The logs are also sent to AWS Firehose in the background every 60 seconds. The logs are never deleted from firehose.

Firehose logger uses [Bolt DB](https://github.com/boltdb/bolt) to store the information about logs lines that have been successfully sent and stored in firehose.

Keys Stored in Bolt.
- **lastProcessedFileName**
- **fileOffset**

Logger uses above 2 pointers to determine the file and offset for processing. Logs lines starting at the offset are sent to fireshose.

## Log Rotation
[Log Rotator](https://github.com/natefinch/lumberjack) is used for log rotation, the log files are rotated when they reach the max allowed size. 
All the rotated file are suffixed with timestamp in (format: YYYY-MM-DDTHH24-MI-SS.x`xx; where xxx is millisecond precision)  

## Implemenation
Logs are written on local disk at configured location, before they are processed and sent to AWS Firehose. The log lines are sent to Firehose in batch of 500 log lines per request or upto 4MB in size at a time. Once the logs are successfully stored in Firehose, **fileOffset** and **lastProcessedFileName**  pointers are updated to reflect the progress. Once the boltdb is updated, logs lines upto that offset are considered fully processed.

On the next processing run, **fileOffset** and **lastProcessedFileName**  is read from boltdb, and logs lines written after that marker are processed in similar manner.

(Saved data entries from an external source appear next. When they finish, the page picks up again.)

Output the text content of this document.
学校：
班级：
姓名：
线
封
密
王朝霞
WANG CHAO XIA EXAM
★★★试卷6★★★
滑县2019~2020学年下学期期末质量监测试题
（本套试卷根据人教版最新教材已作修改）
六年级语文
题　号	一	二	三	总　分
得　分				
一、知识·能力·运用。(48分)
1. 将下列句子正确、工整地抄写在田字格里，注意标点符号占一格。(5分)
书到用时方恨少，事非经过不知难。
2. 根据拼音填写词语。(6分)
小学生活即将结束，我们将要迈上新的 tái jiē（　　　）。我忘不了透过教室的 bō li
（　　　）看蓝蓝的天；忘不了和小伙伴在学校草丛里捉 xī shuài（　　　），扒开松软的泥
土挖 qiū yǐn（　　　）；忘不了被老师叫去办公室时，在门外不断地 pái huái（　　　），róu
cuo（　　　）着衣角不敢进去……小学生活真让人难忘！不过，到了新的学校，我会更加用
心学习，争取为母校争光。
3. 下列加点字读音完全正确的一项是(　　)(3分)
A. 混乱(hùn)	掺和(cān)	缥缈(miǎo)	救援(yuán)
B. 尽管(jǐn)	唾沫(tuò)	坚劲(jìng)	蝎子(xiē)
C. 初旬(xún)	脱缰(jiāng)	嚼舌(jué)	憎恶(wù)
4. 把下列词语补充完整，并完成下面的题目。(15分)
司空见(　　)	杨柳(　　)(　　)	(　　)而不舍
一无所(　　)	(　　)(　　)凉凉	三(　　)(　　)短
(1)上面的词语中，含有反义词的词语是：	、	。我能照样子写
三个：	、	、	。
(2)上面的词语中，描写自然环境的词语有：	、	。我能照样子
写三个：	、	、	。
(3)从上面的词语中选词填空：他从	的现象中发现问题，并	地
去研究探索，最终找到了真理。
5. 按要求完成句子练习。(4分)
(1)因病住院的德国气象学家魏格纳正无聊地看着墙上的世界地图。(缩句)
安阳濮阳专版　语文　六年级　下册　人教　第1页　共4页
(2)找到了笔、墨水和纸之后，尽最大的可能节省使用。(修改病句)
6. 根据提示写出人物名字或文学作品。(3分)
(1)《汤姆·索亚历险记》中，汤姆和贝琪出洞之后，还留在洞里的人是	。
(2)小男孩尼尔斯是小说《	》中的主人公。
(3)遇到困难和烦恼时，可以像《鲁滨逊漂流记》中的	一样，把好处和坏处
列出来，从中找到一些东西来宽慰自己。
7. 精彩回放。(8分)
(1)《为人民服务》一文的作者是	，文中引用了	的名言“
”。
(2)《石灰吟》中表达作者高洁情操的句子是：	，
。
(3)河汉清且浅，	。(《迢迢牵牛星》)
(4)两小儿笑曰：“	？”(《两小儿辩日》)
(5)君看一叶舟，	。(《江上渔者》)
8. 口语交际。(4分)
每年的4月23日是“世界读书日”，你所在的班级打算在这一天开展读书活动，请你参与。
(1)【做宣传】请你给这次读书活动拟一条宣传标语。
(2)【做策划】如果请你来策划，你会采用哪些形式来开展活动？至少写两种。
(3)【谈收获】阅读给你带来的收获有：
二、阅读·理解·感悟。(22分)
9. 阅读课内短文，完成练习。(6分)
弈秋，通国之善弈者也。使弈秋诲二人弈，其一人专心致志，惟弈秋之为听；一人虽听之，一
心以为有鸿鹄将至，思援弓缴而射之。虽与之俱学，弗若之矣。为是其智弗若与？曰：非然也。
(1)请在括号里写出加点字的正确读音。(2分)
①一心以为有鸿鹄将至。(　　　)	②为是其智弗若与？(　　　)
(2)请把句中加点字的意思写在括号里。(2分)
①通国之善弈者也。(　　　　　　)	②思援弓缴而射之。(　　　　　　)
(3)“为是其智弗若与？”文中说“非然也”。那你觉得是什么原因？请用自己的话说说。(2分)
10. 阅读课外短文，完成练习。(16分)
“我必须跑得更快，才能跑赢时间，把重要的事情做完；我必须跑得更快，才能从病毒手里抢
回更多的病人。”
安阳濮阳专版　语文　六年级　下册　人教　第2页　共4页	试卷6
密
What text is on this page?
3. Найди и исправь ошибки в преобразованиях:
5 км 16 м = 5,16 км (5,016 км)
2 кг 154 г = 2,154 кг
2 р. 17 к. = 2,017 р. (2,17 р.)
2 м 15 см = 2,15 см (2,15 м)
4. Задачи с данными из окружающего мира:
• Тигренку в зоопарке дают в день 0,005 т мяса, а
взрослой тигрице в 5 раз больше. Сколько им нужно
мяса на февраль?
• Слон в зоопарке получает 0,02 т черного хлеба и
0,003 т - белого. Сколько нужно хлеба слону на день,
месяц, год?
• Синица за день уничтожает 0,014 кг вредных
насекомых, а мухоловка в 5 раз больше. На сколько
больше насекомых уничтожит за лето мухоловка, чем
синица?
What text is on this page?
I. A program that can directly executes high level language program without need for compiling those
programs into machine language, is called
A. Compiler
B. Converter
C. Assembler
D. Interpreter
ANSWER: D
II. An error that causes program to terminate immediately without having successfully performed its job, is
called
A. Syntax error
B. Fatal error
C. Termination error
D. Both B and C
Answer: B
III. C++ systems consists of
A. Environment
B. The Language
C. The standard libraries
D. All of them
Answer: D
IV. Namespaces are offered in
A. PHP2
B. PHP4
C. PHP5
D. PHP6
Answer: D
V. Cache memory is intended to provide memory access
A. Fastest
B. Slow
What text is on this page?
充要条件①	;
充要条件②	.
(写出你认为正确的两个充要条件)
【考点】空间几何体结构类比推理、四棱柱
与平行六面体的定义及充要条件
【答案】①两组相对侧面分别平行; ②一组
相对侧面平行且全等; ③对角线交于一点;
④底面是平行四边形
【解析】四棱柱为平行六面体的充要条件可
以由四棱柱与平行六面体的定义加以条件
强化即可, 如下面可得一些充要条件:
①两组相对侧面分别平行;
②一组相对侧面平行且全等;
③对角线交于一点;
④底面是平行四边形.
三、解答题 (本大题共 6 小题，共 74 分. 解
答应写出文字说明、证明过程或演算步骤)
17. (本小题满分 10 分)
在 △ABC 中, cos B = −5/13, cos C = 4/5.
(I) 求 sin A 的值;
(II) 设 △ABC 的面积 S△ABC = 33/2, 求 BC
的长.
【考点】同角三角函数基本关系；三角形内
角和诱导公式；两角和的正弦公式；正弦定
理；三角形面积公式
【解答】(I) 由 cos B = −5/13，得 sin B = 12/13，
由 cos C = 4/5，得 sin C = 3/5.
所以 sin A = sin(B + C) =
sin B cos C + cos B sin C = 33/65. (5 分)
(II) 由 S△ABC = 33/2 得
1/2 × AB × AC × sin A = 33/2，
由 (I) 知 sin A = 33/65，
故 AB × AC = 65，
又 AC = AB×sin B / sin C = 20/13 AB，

If a file was rotated one or more times between 2 processing run, the files are processed in the order they were written to disk.
Since the file name contains the timestamp when they were written to disk, rotated files are sorted based on filename and offset stored in boltdb is assumed to represent the offset of the oldest file.

Here is an example of how the files will be processed:

| Timestamp | fileOffset | lastProcessedFileName | list of files | description | 
| --------- | ------ | --------------------- | ------------- | ----------- |
| t0 | 0 | "" | c.log| start state|
| t1 | 123 | "" | c.log| c.log file was partially procssed, logs till offset 123 were sent to firehose|
| t2 | 123 | "" | c.log, t2.log | file was rotated |
| t3 | 123 | "" | c.log, t2.log, t3.log | file was rotated again |
| t4 | 45 | "t3.log" | c.log, t2.log, t3.log | t2.log and t3.log was full processed, c.log was partially processed till offset 45 |
| t5 | 45 | "t3.log" | c.log, t3.log, t5.log | file was rotated, and t2.log was deleted because it was more than 7 days old. |

**Note** On the next run, file *t5.log* will be read from offset 45 and not *c.log*

## Querying Logs
[AWS Athena](https://aws.amazon.com/athena) can be used to query logs stored in firehose.
More information can be found [here](https://wiki.twitch.com/display/SSE/S2S+Auth+Logging)


## Caveats
1. If for any reason, logs were not sent to fireshose before they were deleted from firehose, the logs would be considered lost.
2. If logs were successfully sent to firehose, but offset and last processed file name are not updated due to any error, those logs will appear twice in firehose.